Nice trades, but Dodgers, Angels are dead at deadline
Goodbye to Thunderstix in the stands, Tommy Lasorda on the mound, bunting on the facades, fireworks in the chill.
The Rally Monkey doesn’t have the bounce to beat it. The Don’t-Stop-Believin’ Guy doesn’t know the words to fix it.
The two best managers in baseball aren’t smart enough. Two of the most loyal fan bases aren’t loud enough. Less than a year after being on the verge of a Freeway World Series, that freeway suddenly isn’t long enough.
Baseball’s non-waiver trading deadline passed Saturday for our local teams with emphasis on the “dead.”
I’m not saying the Dodgers and Angels are done. I’m just saying they’re, well, done.
Paralyzed by their owners’ broken marriage, the Dodgers were unable to get the giant arm or bat they needed to pull themselves out of mediocrity. Paralyzed by their best hitter’s broken leg, the Angels were unable to scour up the strength to maintain their step.
I watched the Dodgers lead into the eighth inning in San Francisco on Saturday afternoon, then weary Jonathan Broxton blew it again, and I realized there’s no way Ryan Theriot or Deney Terrio — who is that new second baseman again? — can put any glitter on this.
I then visited the Big A for another Angels showdown with the Texas Rangers, and I watched new pitcher Dan Haren throw gas, and new infielder Alberto Callaspo glove fire, and I promised to give Manager Mike Scioscia an ink-stained pep talk.
Then Vladdy came up.
While I don’t blame the Angels for letting Vladimir Guerrero walk last winter after the guy stumbled through most of his big moments here, the entire American League West has since swung on his swing.
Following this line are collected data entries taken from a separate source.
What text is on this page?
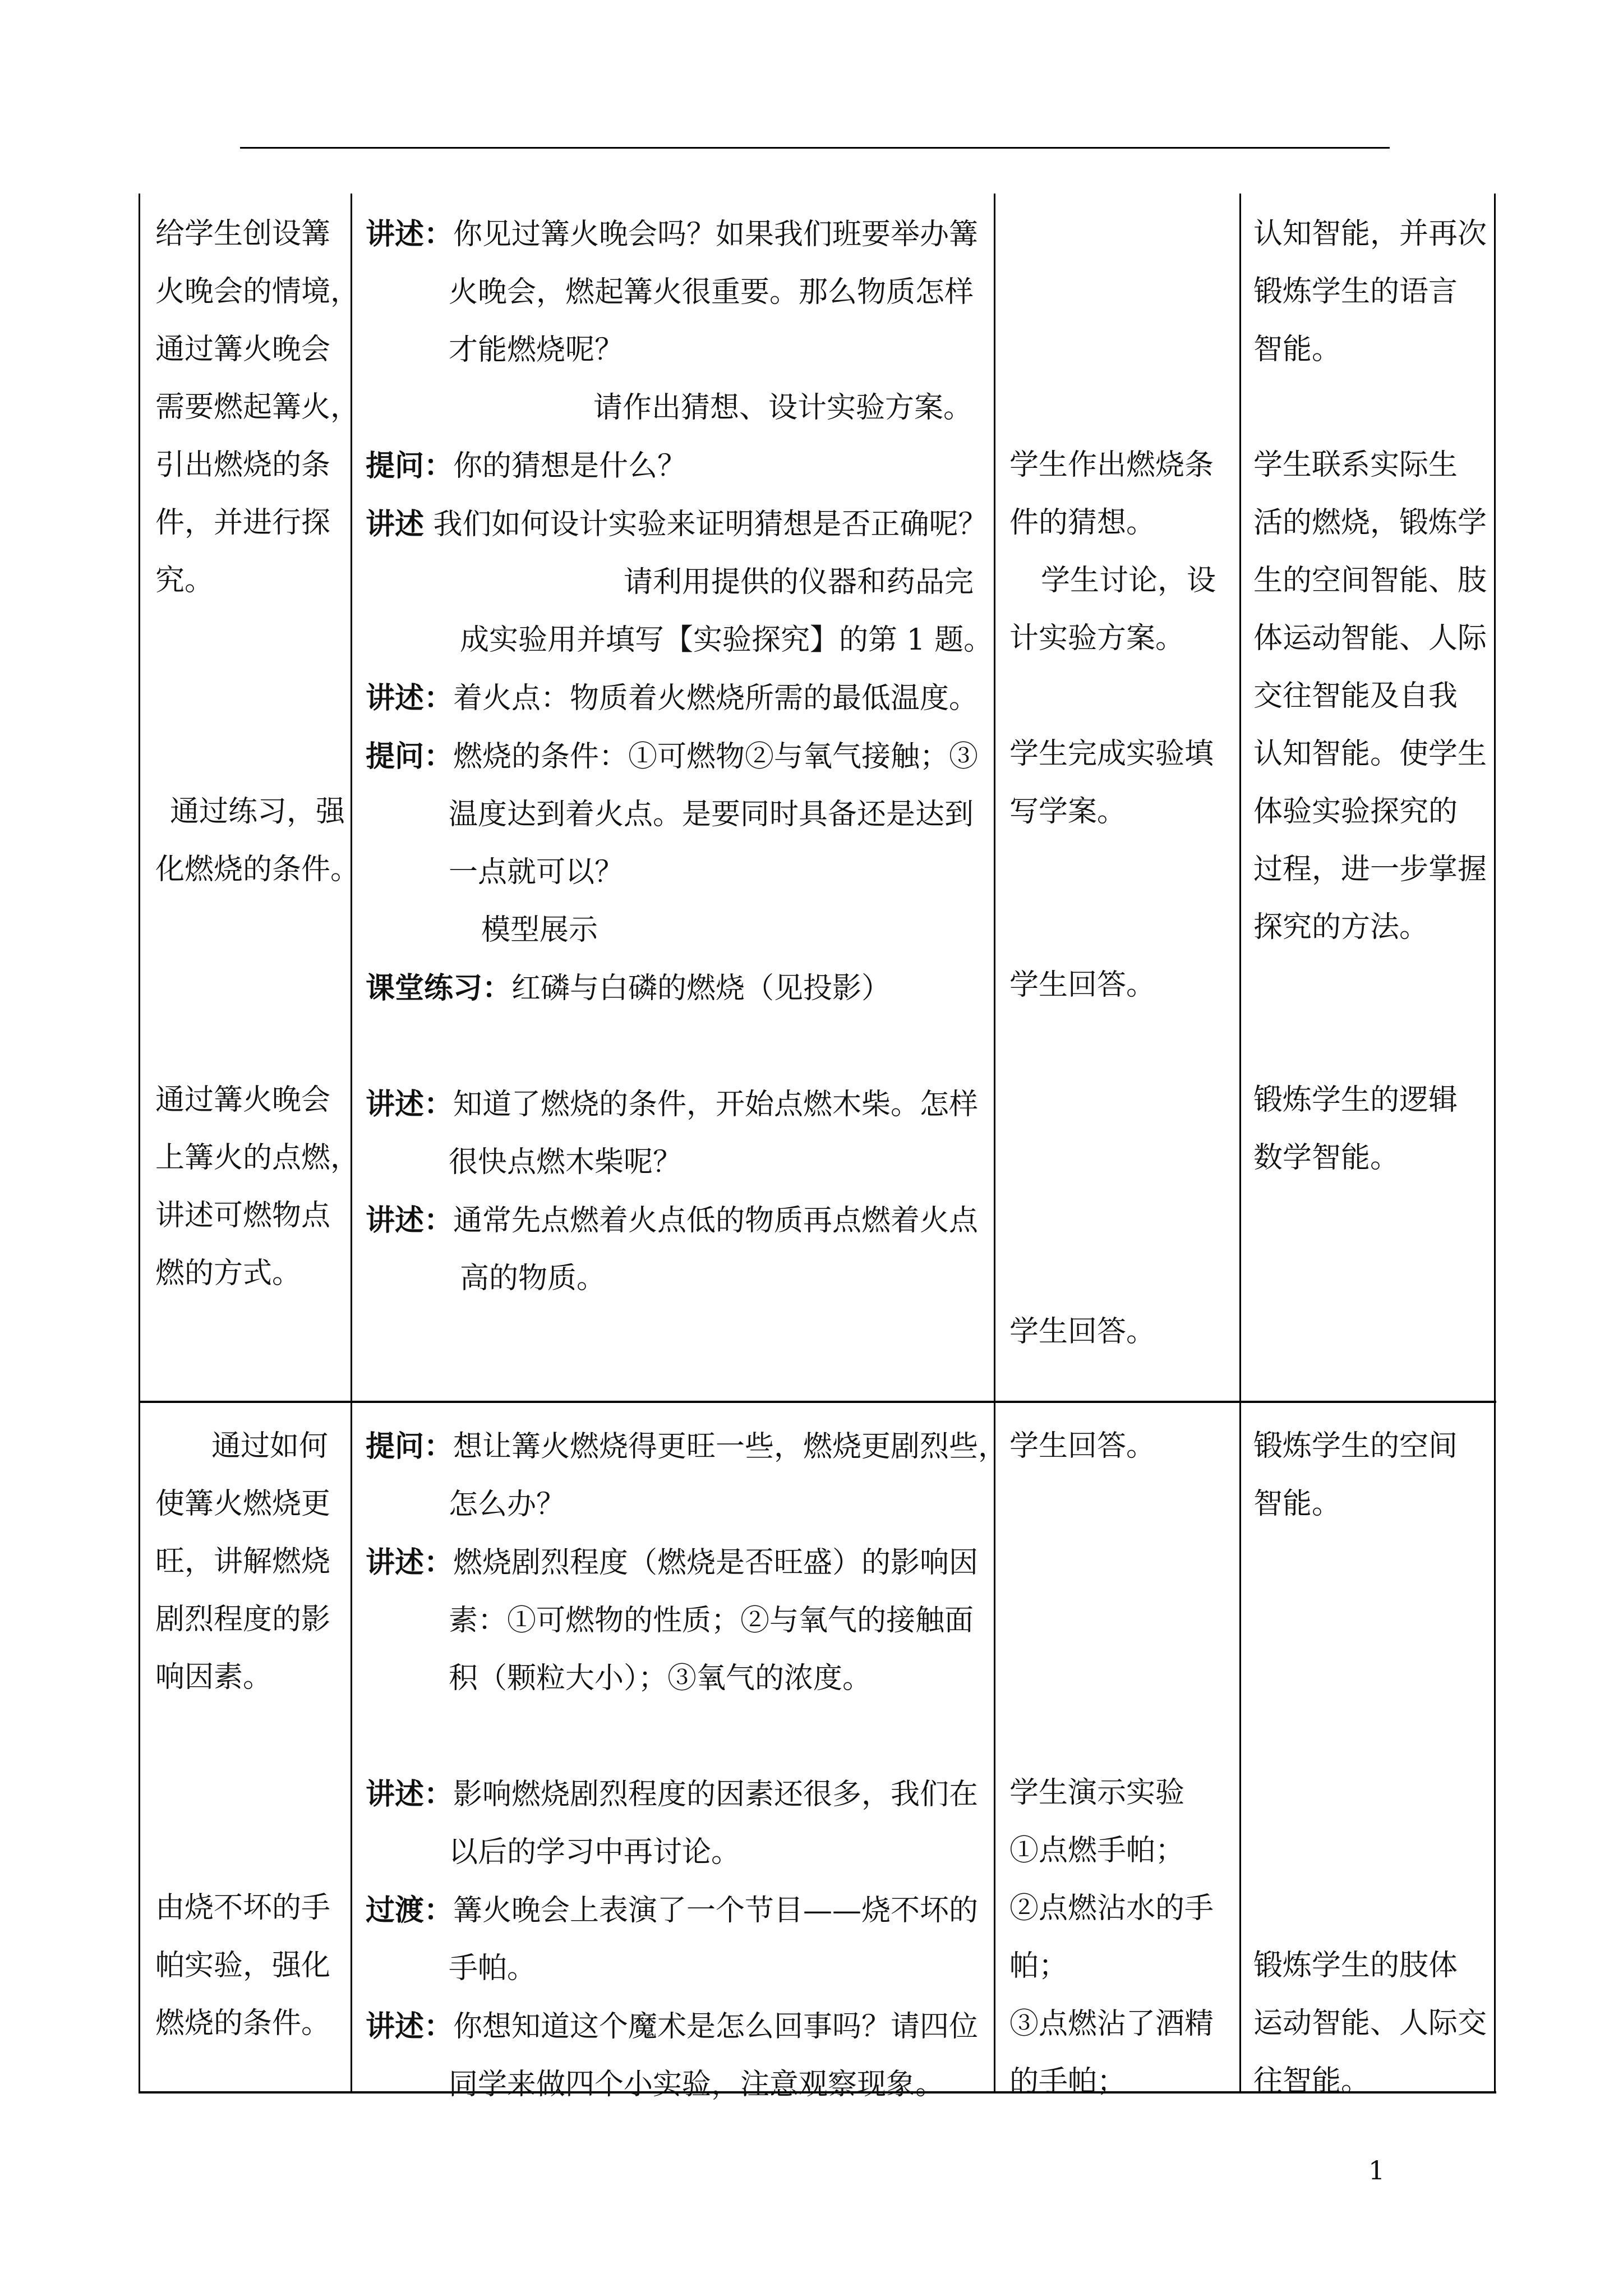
给学生创设篝

火晚会的情境，

通过篝火晚会

需要燃起篝火，

引出燃烧的条

件，并进行探

究。

通过练习，强

化燃烧的条件。

通过篝火晚会

上篝火的点燃，

讲述可燃物点

燃的方式。

讲述：你见过篝火晚会吗？如果我们班要举办篝

火晚会，燃起篝火很重要。那么物质怎样

才能燃烧呢？

请作出猜想、设计实验方案。

提问：你的猜想是什么？

讲述 我们如何设计实验来证明猜想是否正确呢？

请利用提供的仪器和药品完

成实验用并填写【实验探究】的第 1 题。

讲述：着火点：物质着火燃烧所需的最低温度。

提问：燃烧的条件：①可燃物②与氧气接触；③

温度达到着火点。是要同时具备还是达到

一点就可以？

模型展示

课堂练习：红磷与白磷的燃烧（见投影）

讲述：知道了燃烧的条件，开始点燃木柴。怎样

很快点燃木柴呢？

讲述：通常先点燃着火点低的物质再点燃着火点

高的物质。

学生作出燃烧条

件的猜想。

学生讨论，设

计实验方案。

学生完成实验填

写学案。

学生回答。

学生回答。

认知智能，并再次

锻炼学生的语言

智能。

学生联系实际生

活的燃烧，锻炼学

生的空间智能、肢

体运动智能、人际

交往智能及自我

认知智能。使学生

体验实验探究的

过程，进一步掌握

探究的方法。

锻炼学生的逻辑

数学智能。

通过如何

使篝火燃烧更

旺，讲解燃烧

剧烈程度的影

响因素。

由烧不坏的手

帕实验，强化

燃烧的条件。

提问：想让篝火燃烧得更旺一些，燃烧更剧烈些，

怎么办？

讲述：燃烧剧烈程度（燃烧是否旺盛）的影响因

素：①可燃物的性质；②与氧气的接触面

积（颗粒大小）；③氧气的浓度。

讲述：影响燃烧剧烈程度的因素还很多，我们在

以后的学习中再讨论。

过渡：篝火晚会上表演了一个节目——烧不坏的

手帕。

讲述：你想知道这个魔术是怎么回事吗？请四位

同学来做四个小实验，注意观察现象。

学生回答。

学生演示实验

①点燃手帕；

②点燃沾水的手

帕；

③点燃沾了酒精

的手帕；

锻炼学生的空间

智能。

锻炼学生的肢体

运动智能、人际交

往智能。

1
In the fourth inning, Guerrero blasted Haren’s first pitch on to the Scotts lawn in left-center field to give the Rangers a 2-0 lead in an eventual 2-1 victory. Perhaps not coincidentally, Hideki Matsui ended the bottom of the inning with a runner on second by striking out on an equally hard swing that missed.
No blame for Guerrero, but immense blame for Matsui.
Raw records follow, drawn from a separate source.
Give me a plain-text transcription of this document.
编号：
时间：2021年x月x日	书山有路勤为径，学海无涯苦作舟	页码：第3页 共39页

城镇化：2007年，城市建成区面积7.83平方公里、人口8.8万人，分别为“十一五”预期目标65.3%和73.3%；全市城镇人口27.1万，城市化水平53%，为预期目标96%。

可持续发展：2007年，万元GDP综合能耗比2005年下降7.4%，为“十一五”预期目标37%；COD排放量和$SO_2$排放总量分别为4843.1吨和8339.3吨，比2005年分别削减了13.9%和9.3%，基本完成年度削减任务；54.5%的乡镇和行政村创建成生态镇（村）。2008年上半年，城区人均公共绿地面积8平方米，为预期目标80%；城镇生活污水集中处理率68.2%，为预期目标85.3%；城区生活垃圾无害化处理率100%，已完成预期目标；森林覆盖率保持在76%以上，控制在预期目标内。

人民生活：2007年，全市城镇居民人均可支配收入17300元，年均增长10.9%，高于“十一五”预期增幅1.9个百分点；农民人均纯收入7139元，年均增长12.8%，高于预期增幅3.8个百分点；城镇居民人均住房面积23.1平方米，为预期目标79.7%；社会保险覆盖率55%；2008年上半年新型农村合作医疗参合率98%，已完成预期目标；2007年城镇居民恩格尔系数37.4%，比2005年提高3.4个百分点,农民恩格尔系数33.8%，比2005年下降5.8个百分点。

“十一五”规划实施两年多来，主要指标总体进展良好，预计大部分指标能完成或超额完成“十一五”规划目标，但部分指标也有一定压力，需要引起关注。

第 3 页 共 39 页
Anyway, it all added up to the end of the pep talk and the beginning of a eulogy. I can’t see the Angels making up nine games on a Texas team that has added enough pieces to make two teams, a nice trick considering the Rangers are supposedly in bankruptcy? I also can’t see the Dodgers having enough hitting to overcome their seven-game deficit to a terrific San Diego pitching staff, including a handy bullpen filled with five Rollie Fingers.
“No way the Angels win, the Rangers are just a better team,” said one veteran scout Saturday. “I wouldn’t bet on the Dodgers either.”
He paused. “Weird, huh? No baseball in Los Angeles in October.”
Weird, but in a bad way. Our town’s two stadiums haven’t been dark in October in seven years, since 2003, the year that the Angels suffered from a World Series championship hangover while the Dodgers collapsed after drinking too many shots of Andy Ashby and Fred McGriff.
After that, both teams started winning, and winning, and creeping neatly toward last year’s dream postseason, a wonderful three-week ride that veered into a ditch when Brian Fuentes couldn’t stare down Alex Rodriguez and Broxton couldn’t stomach Matt Stairs.
A lot of folks will blame this year’s underachievement on human failings, but I prefer to think of it as human nature.
The Angels lost because they loved each other too much. The Dodgers lost because their owners disliked each other too much.
Even in the illustrious baseball history of muscles pulled while putting on socks, has any team suffered an injury filled with more freakish and damaging consequences than Kendry Morales’ broken leg? You lose a 34-homer, 108-RBI guy for two-thirds of your season on a walk-off homer celebration?
The Dodgers, of course, can top that, with the tribute to teamwork that was last season’s National League Championship Series appearance followed by the announcement of the McCourts’ divorce, which has basically shut down everything since.
Give General Manager Ned Colletti credit for working the numbers enough to acquire the likes of pitcher Ted Lilly and reliever Octavio Dotel and even that second baseman with the funny name. Colletti is trying to make spaghetti sauce with ketchup packets, people, and I’m surprised he was able to acquire any player not currently serving an unpaid summer internship.
Of course, that strange collection of dudes isn’t enough. The Dodgers haven’t had enough since spring training, except for Matt Kemp, who has suffered from too much . . . too much Rihanna, too much Hollywood, too much him.
Anyway , it’s over now, two months left and nothing left, folks in town now free to concentrate on preparing for a different sort of fall classic.
Dog pile on Lane Kiffin. Watch your legs.